Explainer: Big Data
Big Data is a term used to describe large and complex data sets that can provide insightful conclusions when analyzed and visualized in a meaningful way. Conventional database tools do not have capabilities to manage large volumes of unstructured data.
Big Data is typically defined as a collection of data sets so large and complex that it becomes difficult to process using on-hand database management tools or traditional data processing applications. Relational database management systems and desktop statistics and visualization packages often have difficulty handling Big Data. The work instead requires “massive parallel” software running on tens, hundreds, or even thousands of servers. Big Data must be processed with advanced analytic tools and algorithms to reveal meaningful information.

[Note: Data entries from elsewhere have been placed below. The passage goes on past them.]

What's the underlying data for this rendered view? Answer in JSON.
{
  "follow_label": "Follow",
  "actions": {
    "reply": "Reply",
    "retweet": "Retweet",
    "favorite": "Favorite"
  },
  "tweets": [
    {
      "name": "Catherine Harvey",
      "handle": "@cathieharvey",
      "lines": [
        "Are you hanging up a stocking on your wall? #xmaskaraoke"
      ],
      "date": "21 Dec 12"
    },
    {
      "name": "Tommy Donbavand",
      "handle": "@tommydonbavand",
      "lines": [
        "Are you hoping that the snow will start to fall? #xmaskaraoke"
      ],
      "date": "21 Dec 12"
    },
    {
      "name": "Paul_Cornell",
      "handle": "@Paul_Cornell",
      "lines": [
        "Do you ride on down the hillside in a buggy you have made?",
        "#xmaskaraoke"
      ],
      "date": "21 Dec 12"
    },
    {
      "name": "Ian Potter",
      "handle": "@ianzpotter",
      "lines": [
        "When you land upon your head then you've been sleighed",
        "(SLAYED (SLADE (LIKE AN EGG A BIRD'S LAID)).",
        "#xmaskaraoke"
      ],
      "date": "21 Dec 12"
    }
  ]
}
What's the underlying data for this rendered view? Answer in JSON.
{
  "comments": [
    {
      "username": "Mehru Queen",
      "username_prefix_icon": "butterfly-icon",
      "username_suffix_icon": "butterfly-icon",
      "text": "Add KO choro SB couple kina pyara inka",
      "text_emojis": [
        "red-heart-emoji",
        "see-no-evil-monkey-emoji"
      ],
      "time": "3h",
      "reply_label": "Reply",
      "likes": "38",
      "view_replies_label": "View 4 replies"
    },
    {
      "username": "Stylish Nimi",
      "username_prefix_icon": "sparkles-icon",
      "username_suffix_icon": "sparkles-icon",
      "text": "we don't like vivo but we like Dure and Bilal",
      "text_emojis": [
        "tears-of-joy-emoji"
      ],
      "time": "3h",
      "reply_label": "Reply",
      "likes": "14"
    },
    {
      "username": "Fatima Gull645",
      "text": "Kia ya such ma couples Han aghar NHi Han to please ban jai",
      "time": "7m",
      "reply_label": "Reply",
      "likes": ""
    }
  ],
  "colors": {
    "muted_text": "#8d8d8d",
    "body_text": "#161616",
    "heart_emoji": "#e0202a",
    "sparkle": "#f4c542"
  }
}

Over the past five years, new Internet and biometric technologies have emerged that are able to combine silos of data from different information sources into a single unified location where data can be analyzed.
Big Data usually includes data sets with sizes beyond the ability of commonly used software tools to capture, curate, manage, and process data within a tolerable elapsed time. Big Data “size” ranges from a few dozen terabytes to many petabytes of data. Big Data is often described as a set of techniques and technologies that require new forms of integration to uncover large hidden values from large datasets that are diverse, complex, and of a massive scale.
Processes involved with Big Data include: analysis, capture, data curation, search, sharing, storage, transfer, visualization, and information privacy. The term often refers simply to the use of predictive analytics or other certain advanced methods to extract value from data, and seldom to a particular size of data set. Accuracy in Big Data may lead to more confident decision making. Better decisions can mean greater operational efficiency, cost reduction and reduced risk for enterprise and government.
Data sets have grown in size because they are increasingly being gathered by inexpensive and numerous information-sensing mobile and remote sensing devices, software logs, cameras, microphones, radio-frequency identification (RFID) readers, wireless sensor networks and biometric devices and databases. The world’s technological per-capita capacity to store information has roughly doubled every 40 months since the 1980s. The challenge for large enterprises is determining who should operate Big Data initiatives that run across entire organizations.
Analysis of data sets can find new correlations, allowing users to spot business trends, prevent diseases, combat crime and terrorism, along with other data-intensive applications. Scientists, business executives, media, advertisers and governments alike regularly meet difficulties with large data sets in areas including Internet search, finance, business informatics, national security and policing. Scientists encounter technological limitations when studying meteorology, genomics, connectomics, complex physics simulations, and biological and environmental research.
Big Data systems are meant to allow these actors to more easily find correlations to aid in their problem solving. Big Data is often measured in terms of volume, variety, velocity, variability, veracity and complexity. Big Data systems typically leverage cloud-based servers within advanced data centers, instead of centralized mainframe processors.